He dejado pasar un tiempo prudencial para analizar adecuadamente los presupuestos aprobados en el Congreso, para su posterior envío a Bruselas. 

Sin duda, carecen de un plan de viabilidad para que las empresas españolas y los autónomos puedan seguir activos, mantener los puestos de trabajo generados, así como evitar los cierres de pequeños negocios y los ERTEs, EREs, concursos y suspensiones de pago.  

Los presupuestos, tienen cifras infladas -que seguramente serán retocadas en Bruselas-. No conocemos qué medidas se tomarán para evitar el declive alarmante de la caída de las constituciones de sociedades que supone, nada menos, que un 85% en diciembre de 2020, dicho de otro modo, estamos dejando de crecer, por consiguiente, cada vez tenemos menos empresarios y más paro.  

Si comparamos el pasado mes de diciembre de 2020 con el mismo mes de 2019, cuando estaba comenzando el declive de la economía española, las extinciones de sociedades eran del 55,28%, en el año 2020 del mismo mes, las extinciones han crecido un 241,80%. 

Los autónomos o empresarios individuales, hemos pasado de 3.250.000 en el año 2004, a la cifra de sólo 535.127 autónomos y empresarios individuales activos al 31 de diciembre de 2020. Son datos reales y no manipulados. 

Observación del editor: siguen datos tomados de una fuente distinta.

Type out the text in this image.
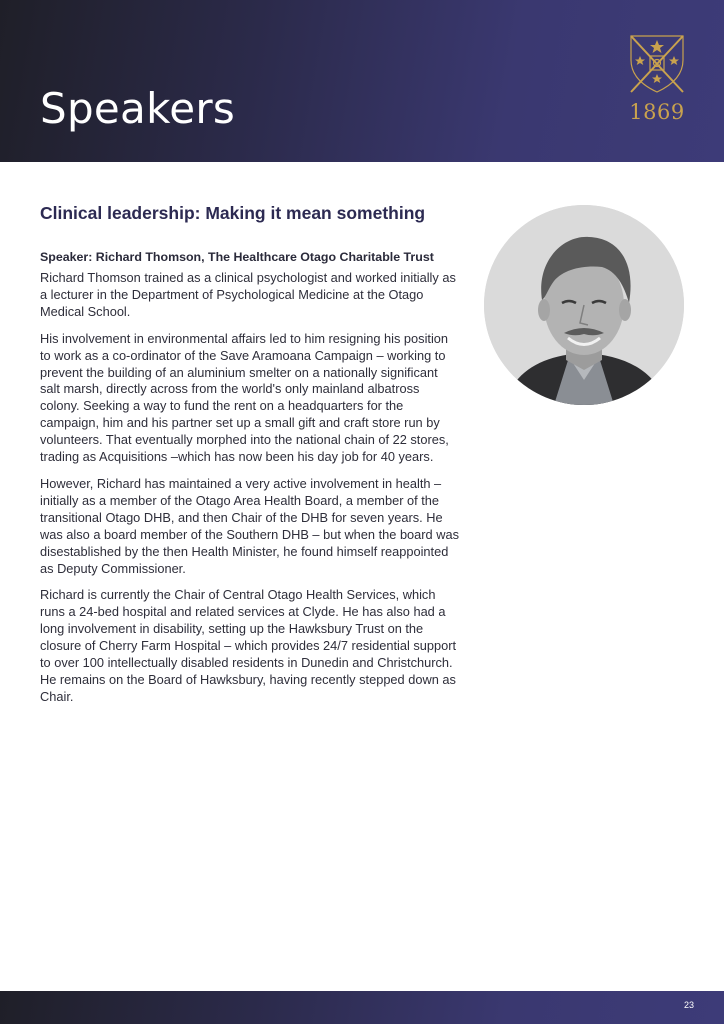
Speakers	1869
Clinical leadership: Making it mean something

Speaker: Richard Thomson, The Healthcare Otago Charitable Trust

Richard Thomson trained as a clinical psychologist and worked initially as a lecturer in the Department of Psychological Medicine at the Otago Medical School.

His involvement in environmental affairs led to him resigning his position to work as a co-ordinator of the Save Aramoana Campaign – working to prevent the building of an aluminium smelter on a nationally significant salt marsh, directly across from the world's only mainland albatross colony. Seeking a way to fund the rent on a headquarters for the campaign, him and his partner set up a small gift and craft store run by volunteers. That eventually morphed into the national chain of 22 stores, trading as Acquisitions –which has now been his day job for 40 years.

However, Richard has maintained a very active involvement in health – initially as a member of the Otago Area Health Board, a member of the transitional Otago DHB, and then Chair of the DHB for seven years. He was also a board member of the Southern DHB – but when the board was disestablished by the then Health Minister, he found himself reappointed as Deputy Commissioner.

Richard is currently the Chair of Central Otago Health Services, which runs a 24-bed hospital and related services at Clyde. He has also had a long involvement in disability, setting up the Hawksbury Trust on the closure of Cherry Farm Hospital – which provides 24/7 residential support to over 100 intellectually disabled residents in Dunedin and Christchurch. He remains on the Board of Hawksbury, having recently stepped down as Chair.

23
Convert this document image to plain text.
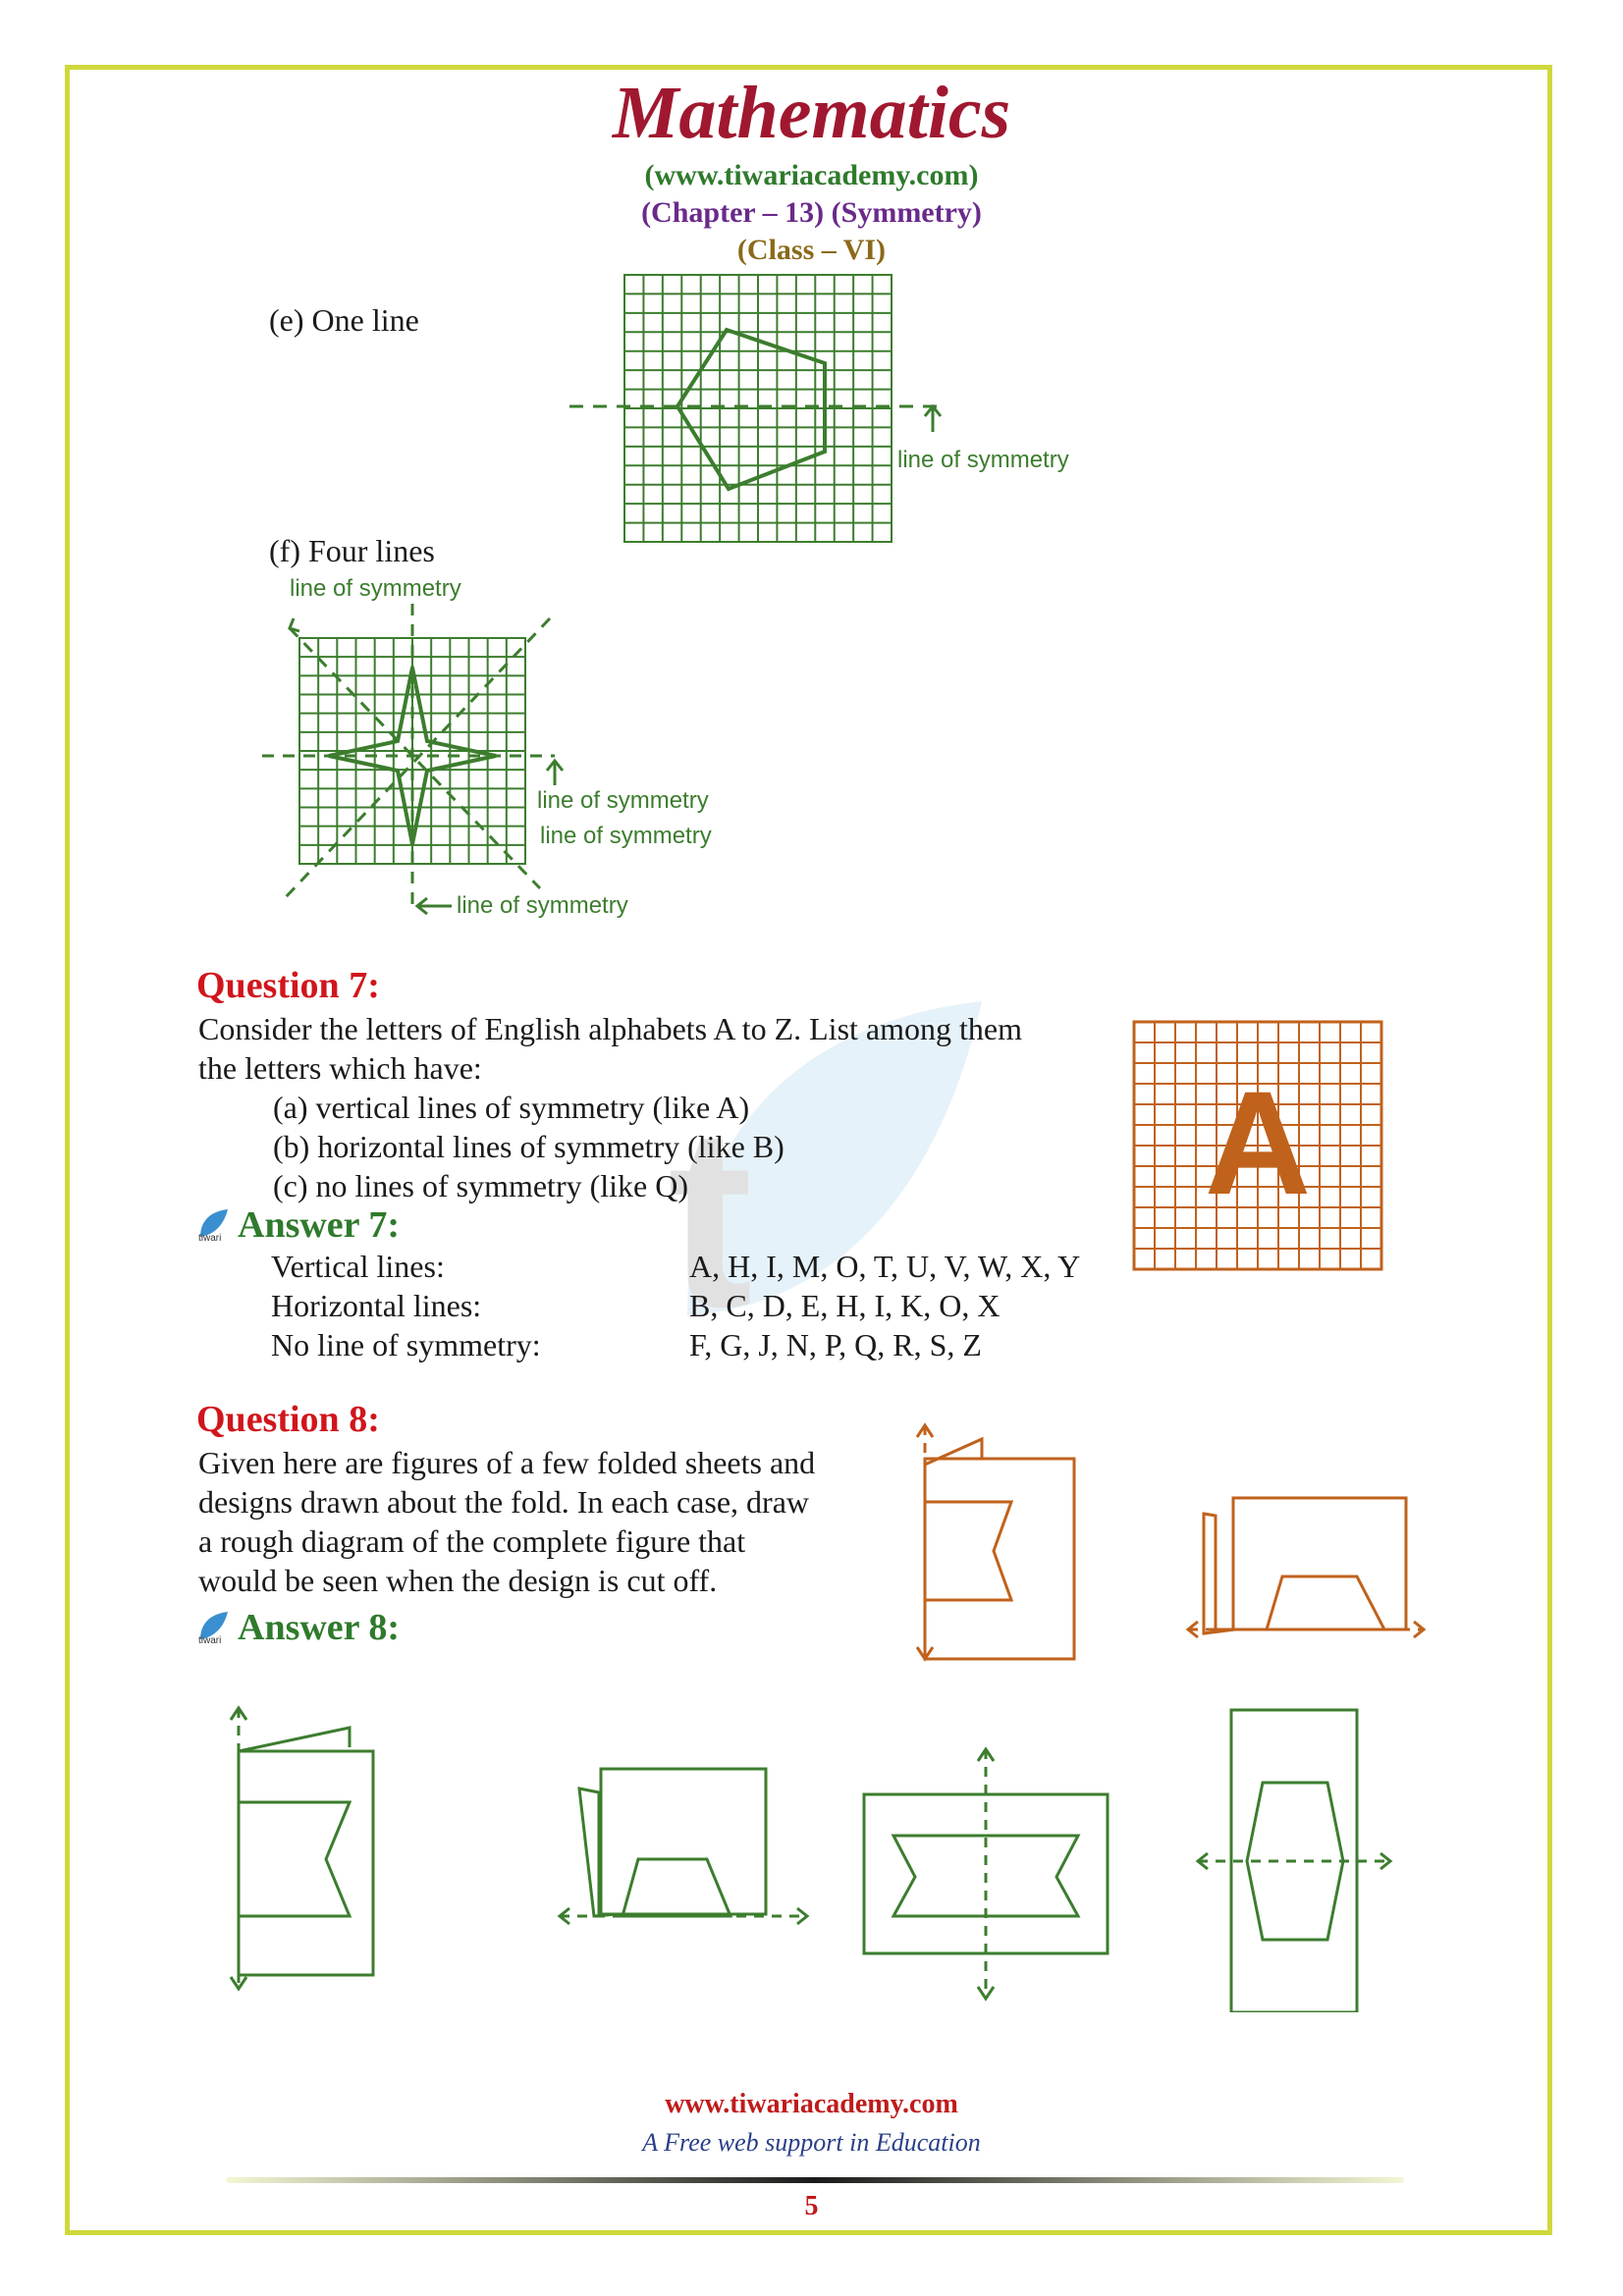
Mathematics
(www.tiwariacademy.com)
(Chapter – 13) (Symmetry)
(Class – VI)
(e) One line
line of symmetry
(f) Four lines
line of symmetry
line of symmetry
line of symmetry
line of symmetry
t
Question 7:
Consider the letters of English alphabets A to Z. List among them
the letters which have:
(a) vertical lines of symmetry (like A)
(b) horizontal lines of symmetry (like B)
(c) no lines of symmetry (like Q)	A
tiwari Answer 7:
Vertical lines:	A, H, I, M, O, T, U, V, W, X, Y
Horizontal lines:	B, C, D, E, H, I, K, O, X
No line of symmetry:	F, G, J, N, P, Q, R, S, Z
Question 8:
Given here are figures of a few folded sheets and
designs drawn about the fold. In each case, draw
a rough diagram of the complete figure that
would be seen when the design is cut off.
tiwari Answer 8:
www.tiwariacademy.com
A Free web support in Education
5
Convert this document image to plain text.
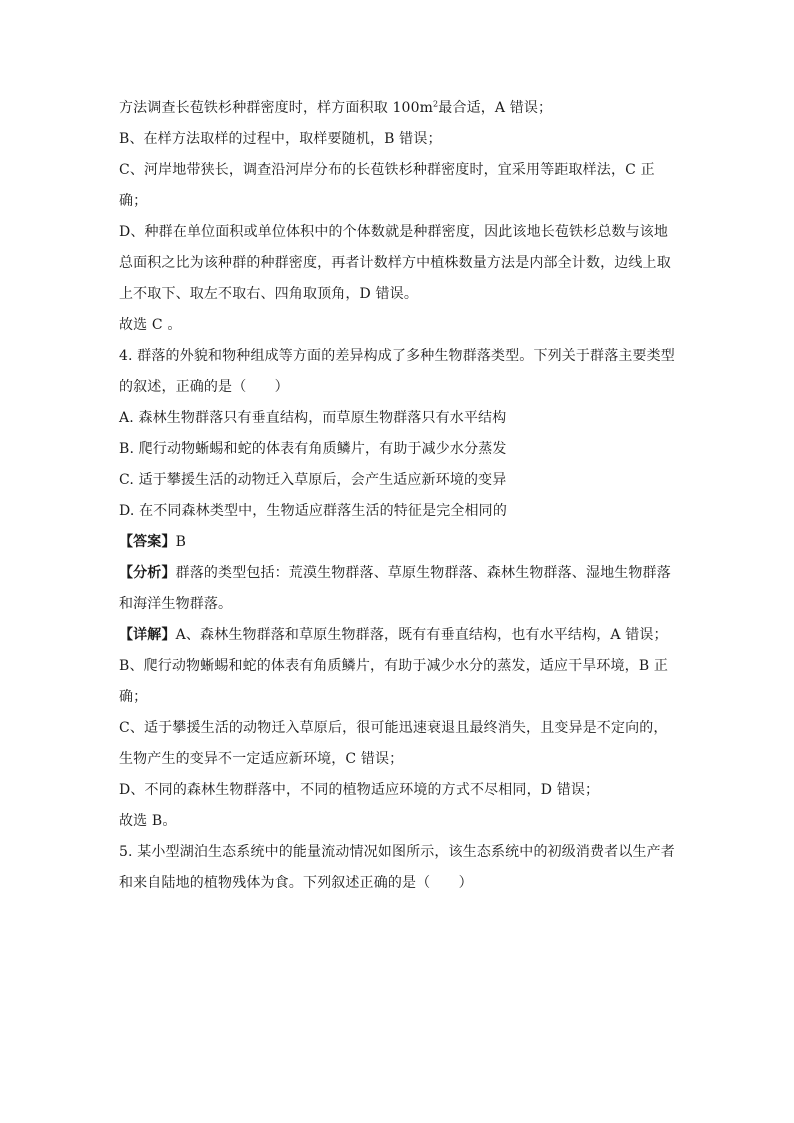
方法调查长苞铁杉种群密度时，样方面积取 $100m^2$最合适，A 错误；
B、在样方法取样的过程中，取样要随机，B 错误；
C、河岸地带狭长，调查沿河岸分布的长苞铁杉种群密度时，宜采用等距取样法，C 正
确；
D、种群在单位面积或单位体积中的个体数就是种群密度，因此该地长苞铁杉总数与该地
总面积之比为该种群的种群密度，再者计数样方中植株数量方法是内部全计数，边线上取
上不取下、取左不取右、四角取顶角，D 错误。
故选 C 。
4. 群落的外貌和物种组成等方面的差异构成了多种生物群落类型。下列关于群落主要类型
的叙述，正确的是（　　）
A. 森林生物群落只有垂直结构，而草原生物群落只有水平结构
B. 爬行动物蜥蜴和蛇的体表有角质鳞片，有助于减少水分蒸发
C. 适于攀援生活的动物迁入草原后，会产生适应新环境的变异
D. 在不同森林类型中，生物适应群落生活的特征是完全相同的
【答案】B
【分析】群落的类型包括：荒漠生物群落、草原生物群落、森林生物群落、湿地生物群落
和海洋生物群落。
【详解】A、森林生物群落和草原生物群落，既有有垂直结构，也有水平结构，A 错误；
B、爬行动物蜥蜴和蛇的体表有角质鳞片，有助于减少水分的蒸发，适应干旱环境，B 正
确；
C、适于攀援生活的动物迁入草原后，很可能迅速衰退且最终消失，且变异是不定向的，
生物产生的变异不一定适应新环境，C 错误；
D、不同的森林生物群落中，不同的植物适应环境的方式不尽相同，D 错误；
故选 B。
5. 某小型湖泊生态系统中的能量流动情况如图所示，该生态系统中的初级消费者以生产者
和来自陆地的植物残体为食。下列叙述正确的是（　　）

Los concursos de acreedores, están creciendo desde septiembre 2020 en una media del 110% hasta diciembre del año referenciado. 

Con estos datos y los que vienen, si no disponemos de un Plan de Viabilidad para pymes y autónomos, será muy difícil cumplir con los compromisos adquiridos con Bruselas. De nada nos valdrá ampliar ERTEs y conceder ICOS o ampliar las carencias de los mismos, si seguimos dando limosnas y las empresas cayendo y huyendo de España. 

Hay que afrontar un plan de choque de verdad, sin tapujos y con valentía, con tres puntos de choque.  

Primero, bajar las cotizaciones a la Seguridad Social a las empresas, que debería ser pactada entre pymes, autónomos y Gobierno. Es más rentable que los trabajadores estén trabajando y cotizando, a que estén en el paro y suponiendo un coste para el Estado. 

Segundo, rebajar el IVA al 12% durante tes años, para conseguir en el plazo de dos años, una recuperación económica lenta y consolidada. 

Y, en tercer lugar, ayudar y evitar que las empresas caigan en EREs, en especial las pymes y autónomos, inyectando liquidez y vigilando sus movimientos. Liquidez controlada para que cobren los proveedores, control de ventas y así crecer en solvencia. 

Estas medidas resultan urgentes e imprescindibles para evitar la caída de ingresos a corto plazo y destrucción de empleo. 

Si nos preguntamos cómo se recupera el Estado de los ingresos dejados de percibir, la fórmula muy sencilla si nos planteamos las siguientes cuestiones:  ¿qué le cuesta al Estado mantener los parados y los ERTEs? ¿Qué le cuesta al Estado dejar de percibir los pagos que realizan las empresas por su actividad y beneficios? Pensemos y analicemos la situación que tenemos y la que nos viene. Subir impuestos es el mayor error, y no realizar previsiones con tiempo y contemplando los preceptivos plazos, es el mayor de los fracasos.